Australia has always had bushfires, but not nearly as rampant and widespread as the current ones.
On December 6, David Bennett gave us some maths about Aotearoa/New Zealand's emissions towards global warming, 0.17per cent of the world's total, a tiny amount, considering the rest of the world is therefore contributing 99.83per cent of greenhouse gas (GHG).
As we are fifth on the OECD list of highest-per-capitaemissions, it should be okay for the lowest emitters, say India, currently 2.5 tonnes per person (pp), to up their emissions to ours, currently just under 18tonnes pp? That 2.5tonnes pp is also part of India generating electricity using vast amounts of coal.
Why is it all right for Aotearoa/New Zealand to ride on the backs of the poorest countries of the world so we can have a better lifestyle? So we can have a double garage with two SUVs?
Incidentally, top of the OECD list at 22.2tonnes pp is Australia, currently increasing their GHG emissions courtesy of the vast bushfires currently devastating parts of their East Coast.
And, if David Bennett had read my Conservation Comment (November 25) properly, he would not have ignored the connection between Australia's dismissive attitude to climate change and the unprecedented (the word I used in my Conservation Comment) current bushfires.
Of course Australia has always had bushfires, so has Aotearoa, but so far not nearly as rampant and widespread as the current ones. In fact I remember, as a child in Whangarei, being awestruck at the red sky caused by Australian bushfires even then.

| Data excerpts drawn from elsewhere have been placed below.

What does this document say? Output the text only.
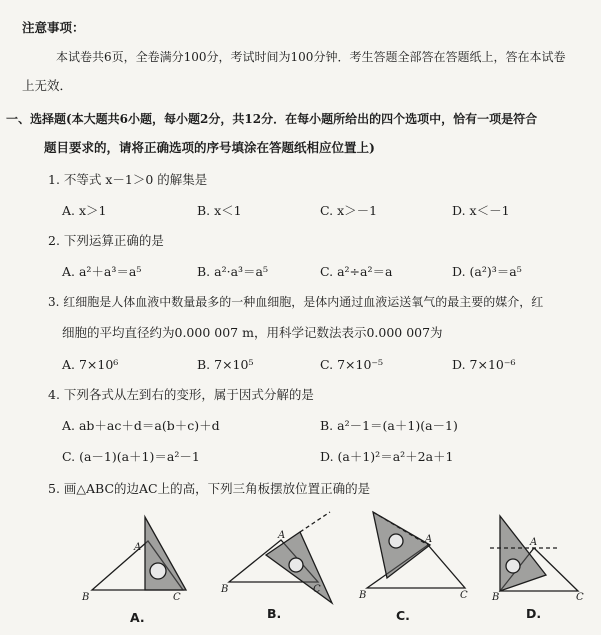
注意事项：
本试卷共6页，全卷满分100分，考试时间为100分钟．考生答题全部答在答题纸上，答在本试卷
上无效．
一、选择题(本大题共6小题，每小题2分，共12分．在每小题所给出的四个选项中，恰有一项是符合
题目要求的，请将正确选项的序号填涂在答题纸相应位置上)
1. 不等式 x－1＞0 的解集是
A. x＞1	B. x＜1	C. x＞－1	D. x＜－1
2. 下列运算正确的是
A. a²＋a³＝a⁵	B. a²·a³＝a⁵	C. a²÷a²＝a	D. (a²)³＝a⁵
3. 红细胞是人体血液中数量最多的一种血细胞，是体内通过血液运送氧气的最主要的媒介，红
细胞的平均直径约为0.000 007 m，用科学记数法表示0.000 007为
A. 7×10⁶	B. 7×10⁵	C. 7×10⁻⁵	D. 7×10⁻⁶
4. 下列各式从左到右的变形，属于因式分解的是
A. ab＋ac＋d＝a(b＋c)＋d	B. a²－1＝(a＋1)(a－1)
C. (a－1)(a＋1)＝a²－1	D. (a＋1)²＝a²＋2a＋1
5. 画△ABC的边AC上的高，下列三角板摆放位置正确的是
A
B	C
A
B	C
A
B	C
A
B	C
A.	B.	C.	D.
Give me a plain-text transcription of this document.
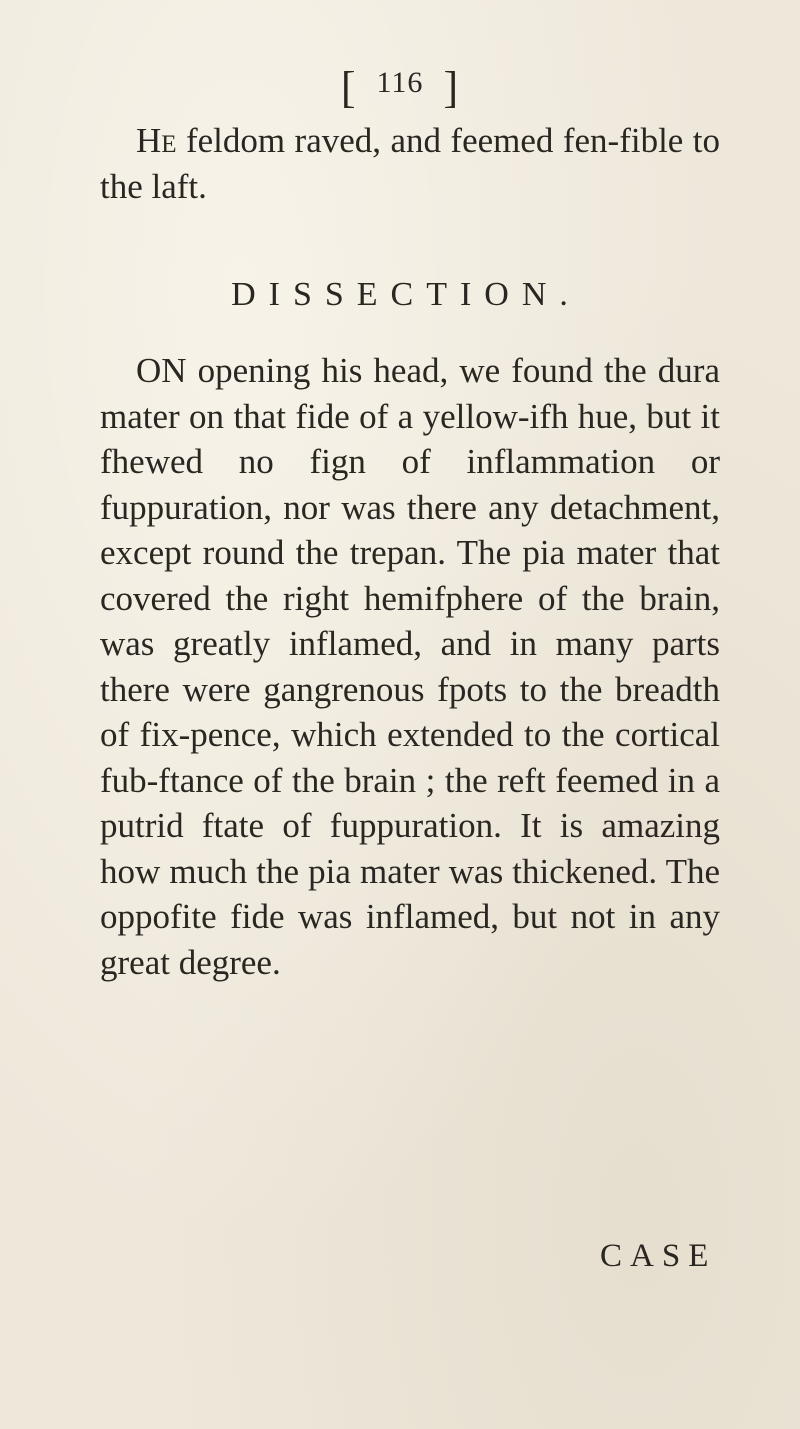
[ 116 ]

He feldom raved, and feemed fen-fible to the laft.

DISSECTION.

ON opening his head, we found the dura mater on that fide of a yellow-ifh hue, but it fhewed no fign of inflammation or fuppuration, nor was there any detachment, except round the trepan. The pia mater that covered the right hemifphere of the brain, was greatly inflamed, and in many parts there were gangrenous fpots to the breadth of fix-pence, which extended to the cortical fub-ftance of the brain ; the reft feemed in a putrid ftate of fuppuration. It is amazing how much the pia mater was thickened. The oppofite fide was inflamed, but not in any great degree.

CASE
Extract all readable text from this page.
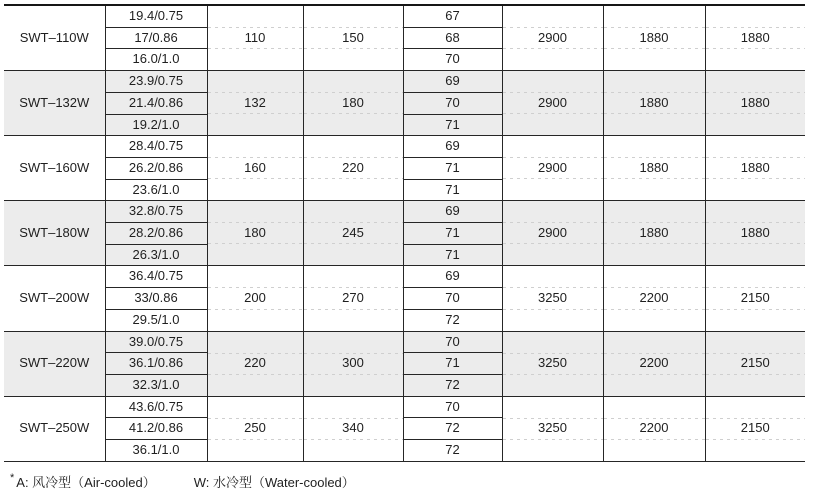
SWT–110W	19.4/0.75	110	150	67	2900	1880	1880
	17/0.86			68			
	16.0/1.0			70			
SWT–132W	23.9/0.75	132	180	69	2900	1880	1880
	21.4/0.86			70			
	19.2/1.0			71			
SWT–160W	28.4/0.75	160	220	69	2900	1880	1880
	26.2/0.86			71			
	23.6/1.0			71			
SWT–180W	32.8/0.75	180	245	69	2900	1880	1880
	28.2/0.86			71			
	26.3/1.0			71			
SWT–200W	36.4/0.75	200	270	69	3250	2200	2150
	33/0.86			70			
	29.5/1.0			72			
SWT–220W	39.0/0.75	220	300	70	3250	2200	2150
	36.1/0.86			71			
	32.3/1.0			72			
SWT–250W	43.6/0.75	250	340	70	3250	2200	2150
	41.2/0.86			72			
	36.1/1.0			72			
* A: 风冷型（Air-cooled）	W: 水冷型（Water-cooled）
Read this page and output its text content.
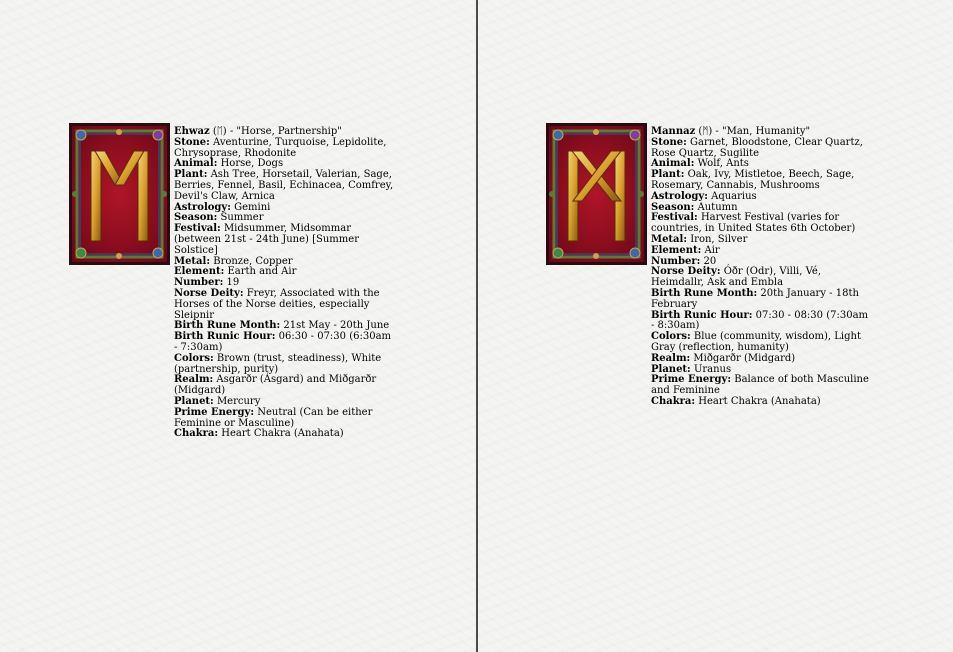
Ehwaz (ᛖ) - "Horse, Partnership"
Stone: Aventurine, Turquoise, Lepidolite, Chrysoprase, Rhodonite
Animal: Horse, Dogs
Plant: Ash Tree, Horsetail, Valerian, Sage, Berries, Fennel, Basil, Echinacea, Comfrey, Devil's Claw, Arnica
Astrology: Gemini
Season: Summer
Festival: Midsummer, Midsommar (between 21st - 24th June) [Summer Solstice]
Metal: Bronze, Copper
Element: Earth and Air
Number: 19
Norse Deity: Freyr, Associated with the Horses of the Norse deities, especially Sleipnir
Birth Rune Month: 21st May - 20th June
Birth Runic Hour: 06:30 - 07:30 (6:30am - 7:30am)
Colors: Brown (trust, steadiness), White (partnership, purity)
Realm: Asgarðr (Ásgard) and Miðgarðr (Midgard)
Planet: Mercury
Prime Energy: Neutral (Can be either Feminine or Masculine)
Chakra: Heart Chakra (Anahata)
Mannaz (ᛗ) - "Man, Humanity"
Stone: Garnet, Bloodstone, Clear Quartz, Rose Quartz, Sugilite
Animal: Wolf, Ants
Plant: Oak, Ivy, Mistletoe, Beech, Sage, Rosemary, Cannabis, Mushrooms
Astrology: Aquarius
Season: Autumn
Festival: Harvest Festival (varies for countries, in United States 6th October)
Metal: Iron, Silver
Element: Air
Number: 20
Norse Deity: Óðr (Odr), Villi, Vé, Heimdallr, Ask and Embla
Birth Rune Month: 20th January - 18th February
Birth Runic Hour: 07:30 - 08:30 (7:30am - 8:30am)
Colors: Blue (community, wisdom), Light Gray (reflection, humanity)
Realm: Miðgarðr (Midgard)
Planet: Uranus
Prime Energy: Balance of both Masculine and Feminine
Chakra: Heart Chakra (Anahata)
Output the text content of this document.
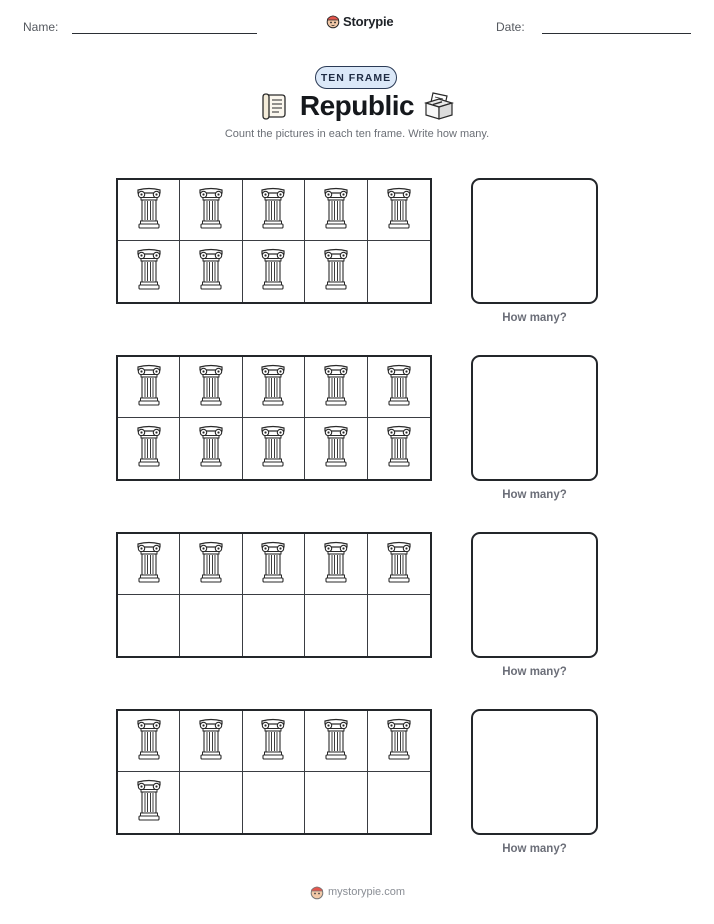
Name:	Storypie	Date:
TEN FRAME
Republic
Count the pictures in each ten frame. Write how many.
How many?
How many?
How many?
How many?
mystorypie.com
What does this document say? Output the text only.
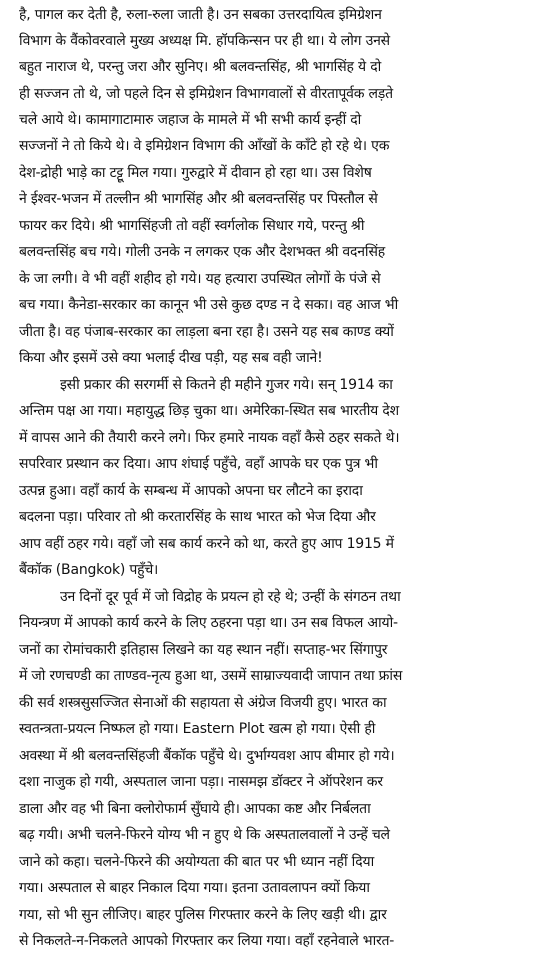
है, पागल कर देती है, रुला-रुला जाती है। उन सबका उत्तरदायित्व इमिग्रेशन
विभाग के वैंकोवरवाले मुख्य अध्यक्ष मि. हॉपकिन्सन पर ही था। ये लोग उनसे
बहुत नाराज थे, परन्तु जरा और सुनिए। श्री बलवन्तसिंह, श्री भागसिंह ये दो
ही सज्जन तो थे, जो पहले दिन से इमिग्रेशन विभागवालों से वीरतापूर्वक लड़ते
चले आये थे। कामागाटामारु जहाज के मामले में भी सभी कार्य इन्हीं दो
सज्जनों ने तो किये थे। वे इमिग्रेशन विभाग की आँखों के काँटे हो रहे थे। एक
देश-द्रोही भाड़े का टट्टू मिल गया। गुरुद्वारे में दीवान हो रहा था। उस विशेष
ने ईश्वर-भजन में तल्लीन श्री भागसिंह और श्री बलवन्तसिंह पर पिस्तौल से
फायर कर दिये। श्री भागसिंहजी तो वहीं स्वर्गलोक सिधार गये, परन्तु श्री
बलवन्तसिंह बच गये। गोली उनके न लगकर एक और देशभक्त श्री वदनसिंह
के जा लगी। वे भी वहीं शहीद हो गये। यह हत्यारा उपस्थित लोगों के पंजे से
बच गया। कैनेडा-सरकार का कानून भी उसे कुछ दण्ड न दे सका। वह आज भी
जीता है। वह पंजाब-सरकार का लाड़ला बना रहा है। उसने यह सब काण्ड क्यों
किया और इसमें उसे क्या भलाई दीख पड़ी, यह सब वही जाने!
इसी प्रकार की सरगर्मी से कितने ही महीने गुजर गये। सन् 1914 का
अन्तिम पक्ष आ गया। महायुद्ध छिड़ चुका था। अमेरिका-स्थित सब भारतीय देश
में वापस आने की तैयारी करने लगे। फिर हमारे नायक वहाँ कैसे ठहर सकते थे।
सपरिवार प्रस्थान कर दिया। आप शंघाई पहुँचे, वहाँ आपके घर एक पुत्र भी
उत्पन्न हुआ। वहाँ कार्य के सम्बन्ध में आपको अपना घर लौटने का इरादा
बदलना पड़ा। परिवार तो श्री करतारसिंह के साथ भारत को भेज दिया और
आप वहीं ठहर गये। वहाँ जो सब कार्य करने को था, करते हुए आप 1915 में
बैंकॉक (Bangkok) पहुँचे।
उन दिनों दूर पूर्व में जो विद्रोह के प्रयत्न हो रहे थे; उन्हीं के संगठन तथा
नियन्त्रण में आपको कार्य करने के लिए ठहरना पड़ा था। उन सब विफल आयो-
जनों का रोमांचकारी इतिहास लिखने का यह स्थान नहीं। सप्ताह-भर सिंगापुर
में जो रणचण्डी का ताण्डव-नृत्य हुआ था, उसमें साम्राज्यवादी जापान तथा फ्रांस
की सर्व शस्त्रसुसज्जित सेनाओं की सहायता से अंग्रेज विजयी हुए। भारत का
स्वतन्त्रता-प्रयत्न निष्फल हो गया। Eastern Plot खत्म हो गया। ऐसी ही
अवस्था में श्री बलवन्तसिंहजी बैंकॉक पहुँचे थे। दुर्भाग्यवश आप बीमार हो गये।
दशा नाजुक हो गयी, अस्पताल जाना पड़ा। नासमझ डॉक्टर ने ऑपरेशन कर
डाला और वह भी बिना क्लोरोफार्म सुँघाये ही। आपका कष्ट और निर्बलता
बढ़ गयी। अभी चलने-फिरने योग्य भी न हुए थे कि अस्पतालवालों ने उन्हें चले
जाने को कहा। चलने-फिरने की अयोग्यता की बात पर भी ध्यान नहीं दिया
गया। अस्पताल से बाहर निकाल दिया गया। इतना उतावलापन क्यों किया
गया, सो भी सुन लीजिए। बाहर पुलिस गिरफ्तार करने के लिए खड़ी थी। द्वार
से निकलते-न-निकलते आपको गिरफ्तार कर लिया गया। वहाँ रहनेवाले भारत-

I never wrote that the current bushfires are a direct result of global warming, but all the science says that because of climate change/global warming the incidence, severity and extended season from the usual summer peak will increase. Exactly what is happening.
Saying "so" every time one answers a question is the new Kiwi linguistic clanger. It replaces the cringefests "at the end of the day" and "going forward", which had a life far in excess of their PR creators' expectations.
Saying "so" first, every time a question is answered, makes one sound informed, in charge, on top of the issue. Tailor-made for politicians and corporate climbers.
When the average bloke says it all the time, it just sounds silly.
PETER RUSSELL Whanganui
Climate change
John Milnes, in his Conservation Comment on November 25, starts by saying he makes no apology for banging on about climate change again — and, if he seriously believes in it, neither should he.
However, he should probably apologise for some of the exaggerations that follow.
The connection between the latest bushfires in Australia and their coal exporting industry are a sad joke. Even if accepting that CO2 levels are causing global warming, shutting down the coal industry in Australia would only result in the end users sourcing lower-quality coal from other sources and would have had no noticeable effect on the recent fires.
The main causes of the destructiveness of the latest bushfires, I believe, are drought and failure to manage the fuel build-up in the bush areas in the off-season by controlled burn. This was the main conclusion from the inquiry after the massive loss of life in the Victoria bushfires in 2008.
Despite this conclusion, burn-offs have struggled to keep the fuel loadings under control. As to drought, recently, Andrew Pitman, a human-caused global warming advocate speaking at Sydney University, said: "There is no link between climate change and drought in Australia". Rainfall totals over the past 100 years bear this out.
DENNIS NITSCHKE Marton
Editor's note: Andrew Pitman later clarified he meant there was no "direct" link between climate change and drought, but there was a clear indirect link.